Whoever's got their finger on this drone's joysticks has done an outstanding job!
We've already covered July's SpaceX Grasshopper launch, and we thought at the time that it was the most extraordinary rocket launch we'd ever seen. Not only is the rocket technology pretty brilliant - whatever else it is, it's not easy launching a rocket and landing it back on its pad with millimetre accuracy - but the video tech used to capture the launch is almost unbelievably clever.
That technology is, of course, a multi-rotor drone; essentially a remote control helicopter with a stabilised HD camera on board.
Essentially the same set-up was used for the second launch on October 7th, but the flight reached an altitude of 2,440 feet (higher than the drone) this time. And the footage is even better.
Note how the drone operator tilted the camera upwards slightly early to track the vertical movement of the rocket. Probably a good idea, in hindsight, because it meant that there was enough vertical headroom to keep the rocket in view with a margin for error. Towards the top of the flight, the rocket hit the upper edge of the frame, but was quickly back in sight. At this stage you would see one of the drone's rotors, which looked as though it was wobbling all over the place - a testament to the way the camera itself was stabilised: the entire shot looked rock-steady.

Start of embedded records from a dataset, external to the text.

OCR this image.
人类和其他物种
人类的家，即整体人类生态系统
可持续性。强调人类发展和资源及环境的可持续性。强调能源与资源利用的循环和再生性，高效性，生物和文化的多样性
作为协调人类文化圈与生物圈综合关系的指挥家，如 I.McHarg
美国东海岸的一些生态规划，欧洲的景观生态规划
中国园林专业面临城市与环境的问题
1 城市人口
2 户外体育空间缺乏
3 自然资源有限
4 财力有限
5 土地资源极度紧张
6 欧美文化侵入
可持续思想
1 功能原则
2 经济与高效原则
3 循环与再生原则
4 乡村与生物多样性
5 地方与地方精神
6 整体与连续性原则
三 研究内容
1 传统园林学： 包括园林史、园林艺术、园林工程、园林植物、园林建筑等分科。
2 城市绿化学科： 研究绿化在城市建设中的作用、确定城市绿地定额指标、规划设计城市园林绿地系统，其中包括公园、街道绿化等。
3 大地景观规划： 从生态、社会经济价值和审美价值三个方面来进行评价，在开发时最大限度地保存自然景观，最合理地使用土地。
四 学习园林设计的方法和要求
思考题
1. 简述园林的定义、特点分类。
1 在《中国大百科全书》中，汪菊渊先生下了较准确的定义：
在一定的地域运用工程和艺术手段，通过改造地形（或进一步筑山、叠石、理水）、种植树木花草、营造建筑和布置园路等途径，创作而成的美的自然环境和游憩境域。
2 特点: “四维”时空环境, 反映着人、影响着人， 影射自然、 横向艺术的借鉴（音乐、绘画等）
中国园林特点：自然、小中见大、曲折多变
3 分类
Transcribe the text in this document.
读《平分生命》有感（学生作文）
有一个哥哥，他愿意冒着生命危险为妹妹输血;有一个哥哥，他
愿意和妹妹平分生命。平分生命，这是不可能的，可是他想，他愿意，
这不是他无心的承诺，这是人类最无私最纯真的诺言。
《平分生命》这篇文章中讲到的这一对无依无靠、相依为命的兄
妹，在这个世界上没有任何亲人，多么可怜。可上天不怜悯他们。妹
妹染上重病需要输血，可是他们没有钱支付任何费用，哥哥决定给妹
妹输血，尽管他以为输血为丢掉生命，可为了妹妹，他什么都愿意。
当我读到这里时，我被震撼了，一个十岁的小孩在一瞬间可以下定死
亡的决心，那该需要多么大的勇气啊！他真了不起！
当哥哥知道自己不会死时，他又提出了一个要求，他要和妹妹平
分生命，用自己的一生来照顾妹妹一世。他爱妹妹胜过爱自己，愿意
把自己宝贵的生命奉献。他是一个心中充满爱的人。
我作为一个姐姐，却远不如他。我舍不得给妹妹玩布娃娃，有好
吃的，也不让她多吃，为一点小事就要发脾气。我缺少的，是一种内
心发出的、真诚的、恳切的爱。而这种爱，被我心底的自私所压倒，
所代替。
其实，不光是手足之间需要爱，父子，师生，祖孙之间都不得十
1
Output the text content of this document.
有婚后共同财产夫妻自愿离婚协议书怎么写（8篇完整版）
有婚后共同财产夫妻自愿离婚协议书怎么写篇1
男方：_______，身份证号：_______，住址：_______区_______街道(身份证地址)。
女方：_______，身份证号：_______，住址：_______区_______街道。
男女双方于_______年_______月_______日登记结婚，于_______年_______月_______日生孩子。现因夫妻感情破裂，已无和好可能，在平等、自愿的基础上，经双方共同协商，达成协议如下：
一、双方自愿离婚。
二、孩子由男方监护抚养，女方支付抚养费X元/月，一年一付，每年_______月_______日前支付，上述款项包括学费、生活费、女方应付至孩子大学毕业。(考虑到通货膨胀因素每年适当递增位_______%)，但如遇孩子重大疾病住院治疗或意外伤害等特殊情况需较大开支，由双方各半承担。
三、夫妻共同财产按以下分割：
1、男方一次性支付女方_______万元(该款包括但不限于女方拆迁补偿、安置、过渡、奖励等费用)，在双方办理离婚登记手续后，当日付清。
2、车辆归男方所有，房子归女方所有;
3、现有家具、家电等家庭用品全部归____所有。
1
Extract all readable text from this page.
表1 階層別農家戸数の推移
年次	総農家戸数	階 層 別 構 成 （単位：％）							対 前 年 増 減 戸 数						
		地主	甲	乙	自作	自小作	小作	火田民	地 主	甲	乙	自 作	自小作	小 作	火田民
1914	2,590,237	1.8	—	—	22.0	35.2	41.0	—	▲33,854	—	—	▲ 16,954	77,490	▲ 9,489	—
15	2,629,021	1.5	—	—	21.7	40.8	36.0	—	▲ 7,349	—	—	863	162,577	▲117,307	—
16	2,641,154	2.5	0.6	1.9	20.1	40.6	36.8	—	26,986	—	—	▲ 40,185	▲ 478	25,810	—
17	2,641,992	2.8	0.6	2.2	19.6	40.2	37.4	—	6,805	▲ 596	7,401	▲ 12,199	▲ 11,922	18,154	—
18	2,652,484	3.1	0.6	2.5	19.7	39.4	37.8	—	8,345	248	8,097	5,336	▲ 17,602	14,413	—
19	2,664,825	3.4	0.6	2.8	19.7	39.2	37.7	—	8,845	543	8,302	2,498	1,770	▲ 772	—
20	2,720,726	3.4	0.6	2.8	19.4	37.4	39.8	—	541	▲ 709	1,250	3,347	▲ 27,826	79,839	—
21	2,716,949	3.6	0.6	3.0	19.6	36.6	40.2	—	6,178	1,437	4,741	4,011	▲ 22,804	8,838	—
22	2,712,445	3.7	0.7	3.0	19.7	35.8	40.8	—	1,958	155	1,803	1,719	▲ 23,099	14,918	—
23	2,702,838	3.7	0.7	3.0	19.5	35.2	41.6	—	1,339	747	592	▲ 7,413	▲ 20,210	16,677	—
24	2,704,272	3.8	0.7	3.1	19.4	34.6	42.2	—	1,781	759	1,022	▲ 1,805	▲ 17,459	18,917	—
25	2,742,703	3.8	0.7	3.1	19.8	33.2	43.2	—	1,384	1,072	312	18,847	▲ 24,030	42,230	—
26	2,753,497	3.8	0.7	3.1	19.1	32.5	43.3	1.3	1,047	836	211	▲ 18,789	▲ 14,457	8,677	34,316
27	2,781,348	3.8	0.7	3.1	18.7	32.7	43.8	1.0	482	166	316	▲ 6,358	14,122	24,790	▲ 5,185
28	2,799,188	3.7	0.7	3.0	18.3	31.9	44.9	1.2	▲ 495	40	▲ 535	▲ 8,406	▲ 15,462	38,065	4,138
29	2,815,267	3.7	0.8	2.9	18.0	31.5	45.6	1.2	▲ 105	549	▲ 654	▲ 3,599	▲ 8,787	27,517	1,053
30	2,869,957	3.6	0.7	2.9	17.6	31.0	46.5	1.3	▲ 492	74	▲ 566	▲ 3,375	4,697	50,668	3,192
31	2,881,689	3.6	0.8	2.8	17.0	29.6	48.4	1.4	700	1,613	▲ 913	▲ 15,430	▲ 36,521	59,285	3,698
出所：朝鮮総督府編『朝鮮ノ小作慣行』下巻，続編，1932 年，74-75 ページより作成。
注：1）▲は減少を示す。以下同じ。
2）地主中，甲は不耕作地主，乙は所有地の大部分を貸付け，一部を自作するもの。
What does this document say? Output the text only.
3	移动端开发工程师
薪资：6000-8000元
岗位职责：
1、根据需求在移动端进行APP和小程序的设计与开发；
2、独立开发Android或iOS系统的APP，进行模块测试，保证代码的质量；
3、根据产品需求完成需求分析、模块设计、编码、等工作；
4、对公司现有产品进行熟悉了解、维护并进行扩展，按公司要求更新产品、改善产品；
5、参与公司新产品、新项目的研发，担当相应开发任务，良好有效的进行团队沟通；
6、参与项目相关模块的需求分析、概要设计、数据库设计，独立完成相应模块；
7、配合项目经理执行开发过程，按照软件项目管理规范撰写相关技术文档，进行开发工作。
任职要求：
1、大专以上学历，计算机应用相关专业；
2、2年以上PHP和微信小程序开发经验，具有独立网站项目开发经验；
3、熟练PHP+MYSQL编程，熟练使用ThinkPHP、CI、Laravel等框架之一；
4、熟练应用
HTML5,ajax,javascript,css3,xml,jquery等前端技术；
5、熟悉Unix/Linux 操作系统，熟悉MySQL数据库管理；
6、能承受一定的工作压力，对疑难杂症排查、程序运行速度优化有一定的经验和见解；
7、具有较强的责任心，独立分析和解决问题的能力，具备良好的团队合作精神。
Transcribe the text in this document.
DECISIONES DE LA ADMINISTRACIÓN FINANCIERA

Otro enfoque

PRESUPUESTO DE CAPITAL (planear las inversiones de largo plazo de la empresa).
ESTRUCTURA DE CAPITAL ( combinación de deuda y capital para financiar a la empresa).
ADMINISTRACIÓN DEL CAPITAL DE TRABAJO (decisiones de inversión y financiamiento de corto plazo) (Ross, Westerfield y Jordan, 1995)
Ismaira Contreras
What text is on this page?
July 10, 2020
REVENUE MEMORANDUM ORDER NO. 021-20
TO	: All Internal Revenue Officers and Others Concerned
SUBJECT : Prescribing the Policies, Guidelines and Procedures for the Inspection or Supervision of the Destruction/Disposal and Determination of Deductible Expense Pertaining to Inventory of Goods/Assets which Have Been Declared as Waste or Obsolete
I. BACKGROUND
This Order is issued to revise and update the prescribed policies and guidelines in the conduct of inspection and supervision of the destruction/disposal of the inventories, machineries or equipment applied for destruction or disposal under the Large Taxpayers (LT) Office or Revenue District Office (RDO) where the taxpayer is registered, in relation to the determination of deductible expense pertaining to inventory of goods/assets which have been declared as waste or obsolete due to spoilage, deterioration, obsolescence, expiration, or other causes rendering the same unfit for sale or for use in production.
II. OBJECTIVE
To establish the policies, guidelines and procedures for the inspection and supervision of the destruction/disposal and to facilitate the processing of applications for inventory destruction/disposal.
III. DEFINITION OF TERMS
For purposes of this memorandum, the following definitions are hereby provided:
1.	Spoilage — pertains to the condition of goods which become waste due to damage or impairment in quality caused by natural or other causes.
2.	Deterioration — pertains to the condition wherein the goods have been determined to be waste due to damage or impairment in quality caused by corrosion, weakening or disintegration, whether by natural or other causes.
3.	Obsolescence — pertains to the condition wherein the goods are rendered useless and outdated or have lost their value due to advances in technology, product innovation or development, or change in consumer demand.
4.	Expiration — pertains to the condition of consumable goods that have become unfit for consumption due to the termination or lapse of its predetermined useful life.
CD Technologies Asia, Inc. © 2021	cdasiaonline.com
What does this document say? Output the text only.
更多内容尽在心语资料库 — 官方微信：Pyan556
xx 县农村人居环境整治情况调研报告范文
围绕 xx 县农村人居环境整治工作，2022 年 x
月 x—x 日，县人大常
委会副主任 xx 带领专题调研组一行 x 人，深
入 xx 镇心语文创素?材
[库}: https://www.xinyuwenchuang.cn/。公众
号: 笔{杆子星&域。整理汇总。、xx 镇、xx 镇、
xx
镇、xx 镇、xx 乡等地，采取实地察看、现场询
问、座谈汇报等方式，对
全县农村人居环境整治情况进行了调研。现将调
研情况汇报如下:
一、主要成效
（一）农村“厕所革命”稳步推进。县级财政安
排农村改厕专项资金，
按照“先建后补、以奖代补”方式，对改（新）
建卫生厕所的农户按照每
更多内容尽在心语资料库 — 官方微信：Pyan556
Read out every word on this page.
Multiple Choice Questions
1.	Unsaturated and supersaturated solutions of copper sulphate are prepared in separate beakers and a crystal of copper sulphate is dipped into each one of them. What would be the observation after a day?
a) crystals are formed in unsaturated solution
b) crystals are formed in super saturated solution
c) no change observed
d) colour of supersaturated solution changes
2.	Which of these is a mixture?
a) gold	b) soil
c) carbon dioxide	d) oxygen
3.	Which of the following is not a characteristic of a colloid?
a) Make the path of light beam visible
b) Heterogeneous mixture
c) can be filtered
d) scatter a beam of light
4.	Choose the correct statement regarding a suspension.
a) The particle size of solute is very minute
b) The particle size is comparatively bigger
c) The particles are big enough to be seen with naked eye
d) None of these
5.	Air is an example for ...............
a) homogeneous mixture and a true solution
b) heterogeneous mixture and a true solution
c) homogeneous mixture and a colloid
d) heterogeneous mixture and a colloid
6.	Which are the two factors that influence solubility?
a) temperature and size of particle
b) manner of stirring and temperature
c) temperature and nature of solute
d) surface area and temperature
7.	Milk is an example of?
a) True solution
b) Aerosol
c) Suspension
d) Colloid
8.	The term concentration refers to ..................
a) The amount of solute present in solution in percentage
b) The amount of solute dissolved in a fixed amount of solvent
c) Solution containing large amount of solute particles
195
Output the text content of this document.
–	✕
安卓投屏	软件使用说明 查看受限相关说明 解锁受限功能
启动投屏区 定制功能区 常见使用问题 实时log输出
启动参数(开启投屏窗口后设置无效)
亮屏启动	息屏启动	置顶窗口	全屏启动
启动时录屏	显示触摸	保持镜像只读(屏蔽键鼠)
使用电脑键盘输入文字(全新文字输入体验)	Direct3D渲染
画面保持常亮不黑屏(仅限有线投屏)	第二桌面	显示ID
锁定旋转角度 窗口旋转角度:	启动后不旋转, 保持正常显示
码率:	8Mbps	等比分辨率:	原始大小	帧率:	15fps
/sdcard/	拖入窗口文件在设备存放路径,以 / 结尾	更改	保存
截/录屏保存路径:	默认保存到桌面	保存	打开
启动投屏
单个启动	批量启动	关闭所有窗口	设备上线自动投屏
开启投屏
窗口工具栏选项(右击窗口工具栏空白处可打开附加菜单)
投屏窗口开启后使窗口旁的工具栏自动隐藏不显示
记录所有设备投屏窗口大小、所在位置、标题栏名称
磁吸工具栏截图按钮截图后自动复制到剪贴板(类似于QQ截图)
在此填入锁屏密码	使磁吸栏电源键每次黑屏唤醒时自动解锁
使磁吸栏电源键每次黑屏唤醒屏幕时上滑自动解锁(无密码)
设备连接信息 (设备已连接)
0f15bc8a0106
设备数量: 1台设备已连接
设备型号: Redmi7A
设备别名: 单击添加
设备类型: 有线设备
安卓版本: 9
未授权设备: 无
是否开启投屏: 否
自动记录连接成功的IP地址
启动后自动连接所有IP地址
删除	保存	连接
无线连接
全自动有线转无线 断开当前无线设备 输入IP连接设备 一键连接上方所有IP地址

This isn't the first or even second time that a rocket launch has been viewed remotely. The first time it happened, on live TV, was with the Apollo moon landings. The astronauts on the later trips were able to set up a camera on the Moon's surface looking back at the Apollo lander. As the Ascent stage blasted off to reunite the crew with their command module, still in orbit, a camera operator on Earth remotely controlled the camera so that it would follow the craft on its ascent.
That would have been easier if it weren't for the 1.5 second lag between sending a command from Earth its being received at the lunar base. 1.5 seconds doesn't sound much but imagine that kind of lag between your steering wheel and your tires.
The camera operator had obviously thought this through, though, because exactly as the Ascent stage lifted off, the camera zoomed out for a second and then started to move vertically and succeeded in tracking the craft until it was a pin-prick.
Whoever controlled that camera was a hero!